La Sûreté du Québec mène depuis deux ans une enquête sur une affaire de blanchiment d'argent qui lui a permis de découvrir des relations étonnantes entre un dirigeant de la FTQ-Construction et le crime organisé. L'enquête doit arriver à ses conclusions ce printemps, a appris La Presse de sources policières

Au cours de leur investigation, les policiers ont obtenu des informations au sujet des liens entretenus par le directeur général de la FTQ-Construction, Jocelyn Dupuis, avec des membres du monde interlope, notamment des Hells Angels.

Selon des informations recueillies par La Presse autant au sein de la FTQ, à la SQ et au gouvernement du Québec, M. Dupuis et le président de la FTQ-Construction, Jean Lavallée, ont dû quitter précipitamment leurs postes en septembre 2008 à la demande expresse du président de la FTQ, Michel Arsenault.

M. Arsenault venait d'être informé par des policiers que quelque chose ne tournait pas rond à la barre du syndicat de la construction, qui compte plus de 70 000 membres.

Dans le cadre de son enquête, qui portait sur des histoires de blanchiment d'argent par les Hells Angels, la SQ a en effet obtenu des témoignages sur les liens entretenus par Jocelyn Dupuis et un membre important de ce groupe de motards, Normand «Casper» Ouimet.

Radio-Canada a aussi révélé mercredi soir que M. Dupuis entretient des liens étroits avec le criminel notoire Raynald Desjardins, associé au clan du chef de la mafia montréalaise, Vito Rizzuto.

Sans être directement lié à cette affaire, le patron de M. Dupuis, Jean Lavallée a aussi écopé, et a dû quitter ses fonctions de président de la FTQ-Construction, le syndicat qu'il avait fondé en 1981. Il est retourné à son syndicat d'origine, dans son ancien poste de directeur de la Fraternité inter-provinciale des ouvriers en électricité (FIPOE), au 11 étage de l'édifice de la FTQ. Ce n'est qu'en novembre, deux mois plus tard que MM. Dupuis et Lavallée ont été remplacés.

«Personne n'a donné d'explications, les bureaux étaient vid es, et personne n'a posé de questions», a confié une source à la centrale, confirmant l'étonnement des employés en apprenant ces départs inattendus.

Entrepreneurs menacés

À l'automne 2008, La Presse avait vérifié ces informations embarrassantes auprès de René Roy, secrétaire de la FTQ, qui avait justifié les départs par l'âge de M. Lavallée (68 ans) et le désir de faire autre chose de M. Dupuis.

Les sources qui confirment la tenue de cette enquête policière très vaste, qui a déjà coûté des millions de dollars, expliquent que les gangs de motards tentent constamment de trouver des sources légales de revenus pour légitimer les recettes du trafic de drogue.

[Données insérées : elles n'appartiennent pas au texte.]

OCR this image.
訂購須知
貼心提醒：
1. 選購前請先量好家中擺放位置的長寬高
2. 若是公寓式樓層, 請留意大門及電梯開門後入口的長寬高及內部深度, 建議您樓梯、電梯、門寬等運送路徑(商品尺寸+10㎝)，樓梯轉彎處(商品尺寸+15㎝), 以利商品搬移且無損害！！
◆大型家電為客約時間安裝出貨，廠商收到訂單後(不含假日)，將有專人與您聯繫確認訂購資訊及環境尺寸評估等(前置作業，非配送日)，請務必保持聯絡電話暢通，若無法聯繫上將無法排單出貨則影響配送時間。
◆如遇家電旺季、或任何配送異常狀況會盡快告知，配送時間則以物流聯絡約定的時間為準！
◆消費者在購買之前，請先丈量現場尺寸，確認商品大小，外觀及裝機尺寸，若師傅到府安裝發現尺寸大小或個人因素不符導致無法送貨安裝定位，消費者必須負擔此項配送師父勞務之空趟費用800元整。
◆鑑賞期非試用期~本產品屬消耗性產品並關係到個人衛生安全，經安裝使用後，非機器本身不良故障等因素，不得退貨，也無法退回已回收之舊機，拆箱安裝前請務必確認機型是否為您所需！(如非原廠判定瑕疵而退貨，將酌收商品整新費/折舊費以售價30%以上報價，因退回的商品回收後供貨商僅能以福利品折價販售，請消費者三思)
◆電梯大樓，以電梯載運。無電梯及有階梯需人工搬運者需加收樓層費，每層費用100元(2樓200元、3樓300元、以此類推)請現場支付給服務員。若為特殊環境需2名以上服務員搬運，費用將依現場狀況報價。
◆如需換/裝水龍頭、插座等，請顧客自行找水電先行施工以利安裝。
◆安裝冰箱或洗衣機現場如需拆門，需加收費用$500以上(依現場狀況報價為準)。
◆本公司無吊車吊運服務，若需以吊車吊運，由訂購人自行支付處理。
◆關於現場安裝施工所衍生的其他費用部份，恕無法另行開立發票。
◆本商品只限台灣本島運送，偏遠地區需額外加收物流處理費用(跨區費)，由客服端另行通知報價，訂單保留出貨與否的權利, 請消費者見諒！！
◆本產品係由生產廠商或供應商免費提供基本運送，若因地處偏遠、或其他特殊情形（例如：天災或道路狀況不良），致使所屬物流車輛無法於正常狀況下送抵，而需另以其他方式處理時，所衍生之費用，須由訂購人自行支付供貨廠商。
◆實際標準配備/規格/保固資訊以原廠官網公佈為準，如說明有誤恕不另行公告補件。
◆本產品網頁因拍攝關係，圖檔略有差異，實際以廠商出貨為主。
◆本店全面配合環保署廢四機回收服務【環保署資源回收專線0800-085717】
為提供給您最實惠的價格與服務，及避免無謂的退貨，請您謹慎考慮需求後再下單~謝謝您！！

C'est ce qui explique leur désir de se rapprocher du secteur de la construction.

La police a depuis deux ans reçu plusieurs plaintes d'entrepreneurs forcés d'accepter la présence d'employés peu recommandables sur leur «pay roll», avec la bénédiction de la FTQ-Construction. Un de ces entrepreneurs a expliqué à La Presse qu'on a voulu le forcer à embaucher des fiers-à-bras qui ne se gênaient pas pour ralentir l'exécution des travaux, allant parfois jusqu'à l'intimidation, aux vols d'équipement et aux menaces, afin de prendre le contrôle du chantier de construction.

Mutisme à la FTQ

La Presse a maintes fois tenté au cours des deux dernières semaines d'obtenir les explications de Michel Arsenault, président de la FTQ, mais celui-ci se terre. Il y a deux semaines, La Presse a aussi interrogé le porte-parole de la FTQ, Louis Cauchy, lui spécifiant qu'une «enquête policière sur les liens entre la FTQ-Construction et le crime organisé» était en cours. M. Cauchy a alors rétorqué: «M. Arsenault n'a aucun commentaire».

Récemment, à Montréal, devant des personnes qui évoquaient devant lui les rumeurs d'une enquête policière sur le syndicat, M. Arsenault a pourtant confié: «Les gens ne sont plus là... nous on a fait notre job.»

Jean Lavallée n'a pas répondu davantage aux appels placés tant à son bureau qu'à sa résidence et sur son cellulaire. Quant à Jocelyn Dupuis, il a été impossible de le joindre.

Selon nos informations, c'est l'escouade mixte spécialisée dans les fraudes fiscales, une équipe formée d'enquêteurs de la SQ, du ministère du Revenu et de l'Autorité des marchés financiers, qui s'affaire à tirer au clair les rapports entre la FTQ-Construction et les gangs de motards.